Other Nessie stories this year we were not so sure about were such as this photo by Geoffrey McSkimming which has more of the heron than the plesiosaur about it.

And did Flying Saucers zoom over Loch Ness this year? Given they look like mirror images of each other, we're not so sure about this one either.


Extending beyond the creature itself and to round the loch itself, it was sad to see one of the iconic sights of the lochside being nearly destroyed by fire only mere days ago as Boleskine House was in flames. Most of the house was destroyed in the blaze and its overall future must now be in doubt and in the hands of the insurance company.

As most readers may know, this house was the residence of the infamous magician, Aleister Crowley, between 1899 and 1913 as he homed on in an area which he believed focused the magical energies he needed to execute his magical rituals. He paid twice the asking price of the house to get what he wanted. I say this was an iconic place, but one would be lucky to get a decent view of the tree-sheltered place, let alone get a chance to visit this reputedly haunted abode.

Meanwhile, tales of old regarding people and Nessie were to the fore in preparation for Gareth William's book, "A Monstrous Commotion". For example, was a renowned academic pushed out of the Natural History Museum  in the 1960s due to his enthusiasm for the Loch Ness Monster? Or was it more the case that Dr Denys Tucker was a bit too cantankerous with his colleagues?

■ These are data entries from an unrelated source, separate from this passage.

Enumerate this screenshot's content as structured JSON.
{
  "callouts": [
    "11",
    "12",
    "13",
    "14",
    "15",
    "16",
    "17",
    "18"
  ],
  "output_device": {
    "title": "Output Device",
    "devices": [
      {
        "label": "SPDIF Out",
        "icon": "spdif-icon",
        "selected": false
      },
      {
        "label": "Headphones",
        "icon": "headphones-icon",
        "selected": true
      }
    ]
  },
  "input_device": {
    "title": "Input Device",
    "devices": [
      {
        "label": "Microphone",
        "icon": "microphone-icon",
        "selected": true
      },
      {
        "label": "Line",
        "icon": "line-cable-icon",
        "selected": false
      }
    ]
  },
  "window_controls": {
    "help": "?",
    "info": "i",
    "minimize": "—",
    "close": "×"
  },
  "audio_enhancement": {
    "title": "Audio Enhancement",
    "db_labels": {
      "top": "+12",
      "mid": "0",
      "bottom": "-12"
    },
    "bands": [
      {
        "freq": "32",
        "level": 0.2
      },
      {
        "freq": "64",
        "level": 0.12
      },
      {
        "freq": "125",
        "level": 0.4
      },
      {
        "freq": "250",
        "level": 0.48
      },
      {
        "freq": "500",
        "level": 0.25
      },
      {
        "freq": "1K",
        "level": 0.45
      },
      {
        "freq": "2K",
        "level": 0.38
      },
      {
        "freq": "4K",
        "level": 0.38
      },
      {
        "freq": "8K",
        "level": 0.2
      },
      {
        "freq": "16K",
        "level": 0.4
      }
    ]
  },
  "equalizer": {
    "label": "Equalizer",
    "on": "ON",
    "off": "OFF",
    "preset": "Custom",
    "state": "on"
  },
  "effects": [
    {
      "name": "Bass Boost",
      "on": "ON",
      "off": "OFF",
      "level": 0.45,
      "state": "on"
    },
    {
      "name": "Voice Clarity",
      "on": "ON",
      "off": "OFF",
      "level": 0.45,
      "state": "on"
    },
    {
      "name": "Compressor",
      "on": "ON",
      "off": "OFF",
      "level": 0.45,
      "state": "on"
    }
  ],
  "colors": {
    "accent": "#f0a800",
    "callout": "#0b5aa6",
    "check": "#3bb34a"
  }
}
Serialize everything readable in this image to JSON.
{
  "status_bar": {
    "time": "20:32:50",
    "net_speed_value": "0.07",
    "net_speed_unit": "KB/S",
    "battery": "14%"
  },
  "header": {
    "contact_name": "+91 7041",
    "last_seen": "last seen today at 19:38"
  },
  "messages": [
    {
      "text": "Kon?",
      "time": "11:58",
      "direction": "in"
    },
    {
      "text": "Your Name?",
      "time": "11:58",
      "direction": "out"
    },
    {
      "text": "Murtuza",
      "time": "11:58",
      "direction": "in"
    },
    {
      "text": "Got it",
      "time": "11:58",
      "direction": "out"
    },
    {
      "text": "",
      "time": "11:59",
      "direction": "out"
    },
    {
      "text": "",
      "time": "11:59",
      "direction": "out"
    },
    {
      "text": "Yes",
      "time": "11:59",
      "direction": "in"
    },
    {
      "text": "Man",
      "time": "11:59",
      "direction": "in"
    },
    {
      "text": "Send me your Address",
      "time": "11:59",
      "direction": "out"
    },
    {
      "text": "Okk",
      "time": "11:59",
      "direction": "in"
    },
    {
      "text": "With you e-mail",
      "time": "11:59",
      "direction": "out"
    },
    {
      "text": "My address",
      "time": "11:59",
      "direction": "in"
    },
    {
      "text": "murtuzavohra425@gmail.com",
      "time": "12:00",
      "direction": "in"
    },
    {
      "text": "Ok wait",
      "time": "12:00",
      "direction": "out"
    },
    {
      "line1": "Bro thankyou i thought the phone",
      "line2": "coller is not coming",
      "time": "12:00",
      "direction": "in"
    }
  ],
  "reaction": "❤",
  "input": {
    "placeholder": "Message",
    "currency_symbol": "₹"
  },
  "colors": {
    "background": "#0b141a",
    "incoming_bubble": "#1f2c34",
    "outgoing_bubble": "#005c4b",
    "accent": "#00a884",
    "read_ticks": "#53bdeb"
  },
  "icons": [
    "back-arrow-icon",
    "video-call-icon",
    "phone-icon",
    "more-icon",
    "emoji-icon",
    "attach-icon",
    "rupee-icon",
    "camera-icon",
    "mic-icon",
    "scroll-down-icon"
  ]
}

Who was it that suggested that the monster should be christened "Elizabethia nessiae" after her Majesty the Queen? Such was the enthusiasm and expectations regarding the monster in the 1960s. Though an old controversy came to light when the tale of Digby George Gerahty and his claims to have invented the Loch Ness Monster in a 1930s pub were resurrected.


Going by headlines this year, one would have been forgiven for thinking the mystery had been finally solved as Steve Feltham, long running monster hunter, was quoted as saying he thought Nessie was no more than a catfish.

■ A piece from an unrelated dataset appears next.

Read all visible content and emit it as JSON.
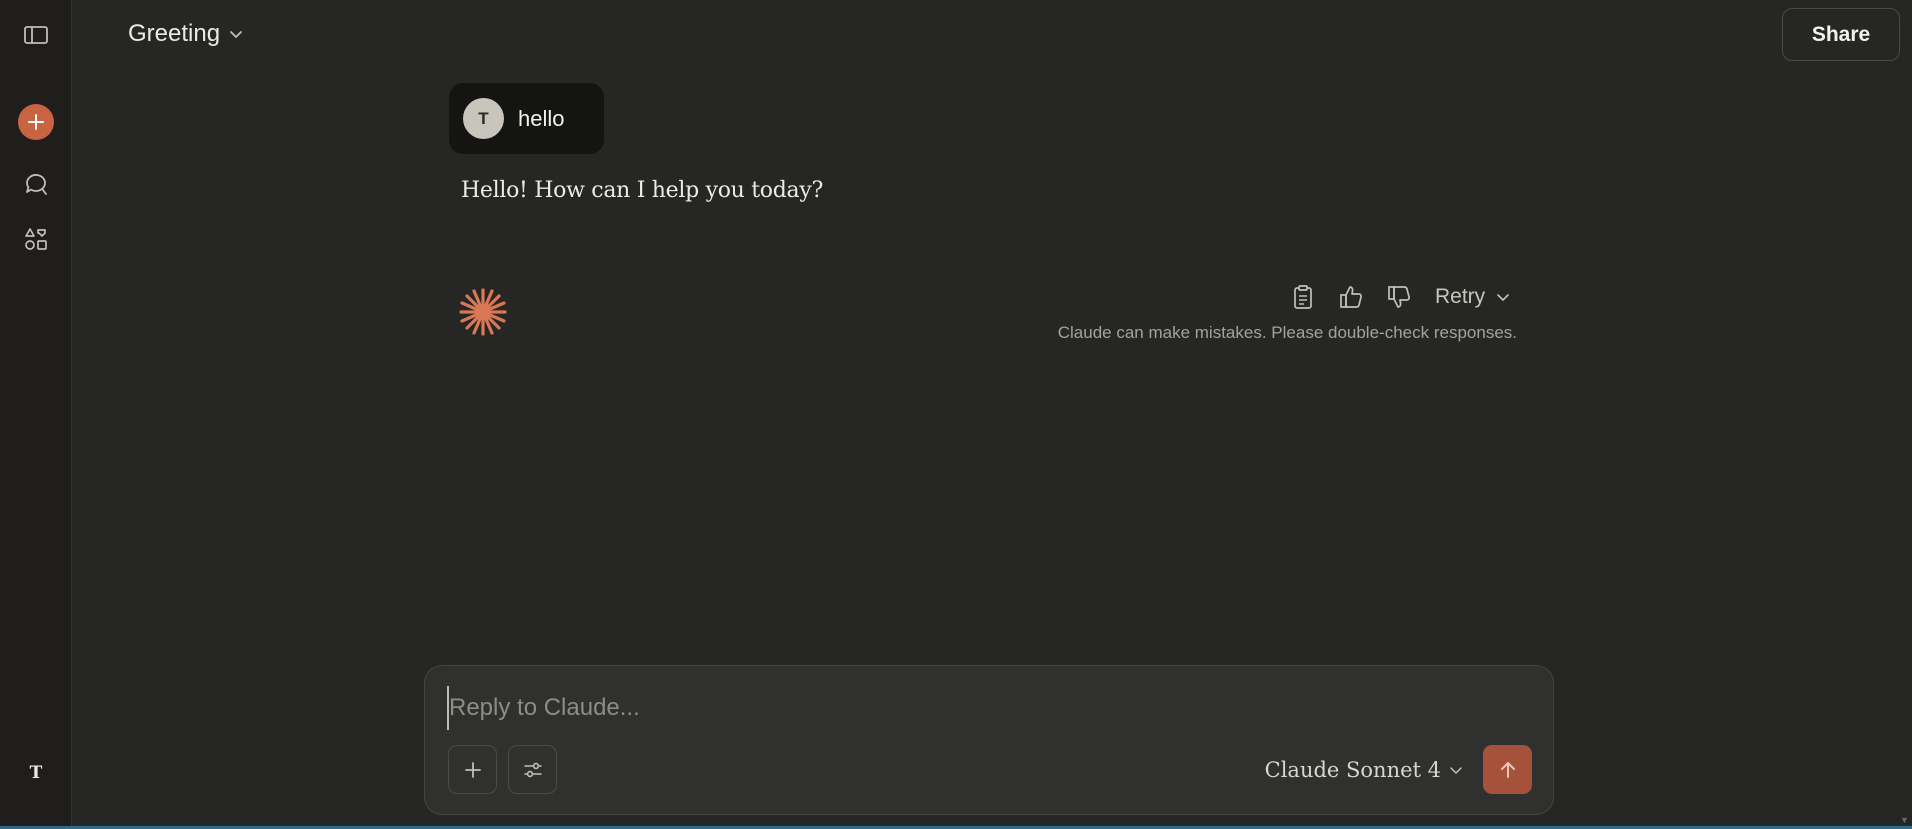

However, Steve was quick to state he was being (once again) misquoted. What he meant was that the catfish was one possible solution from many as perhaps some catfish had been released into Loch Ness over a hundred years ago. An interesting theory, but one that needs further research as regards such fish being let loose on Loch Ness.

Meanwhile, yours truly continued on this blog and at the lochside. Research uncovered some previously forgotten reports from 1909 and about 1880. Contact was also made with the family of the late Lachlan Stuart, famous for his 1951 triple hump monster picture while a forgotten hump picture from 1934 was brought back into the light.

The hunt continues and to end this review, I had some game cameras in action around the loch waiting to be triggered by anything that moved in front of them. One such camera was trained on one small patch of the vast area that is Loch Ness.

You know, I had fought through rocks and thistle to find a secluded spot for this camera (kindly donated by a regular reader) and then who turns up as if it was placed in Piccadilly Circus?

It got worse as you can see below. Anyway, whoever you were, thanks for not stealing the camera!

Furry or feathery fiends would also get in the way of serious research. I have no idea what this was!

But at least the night infra red worked admirably as these insect shots show.

These shots amongst other were copied off the camera between August and November. Let us continue to hope the decisive shot of the Loch Ness Monster makes its appearance on such a camera or others in 2016!

A Happy and Prosperous 2016 to you all.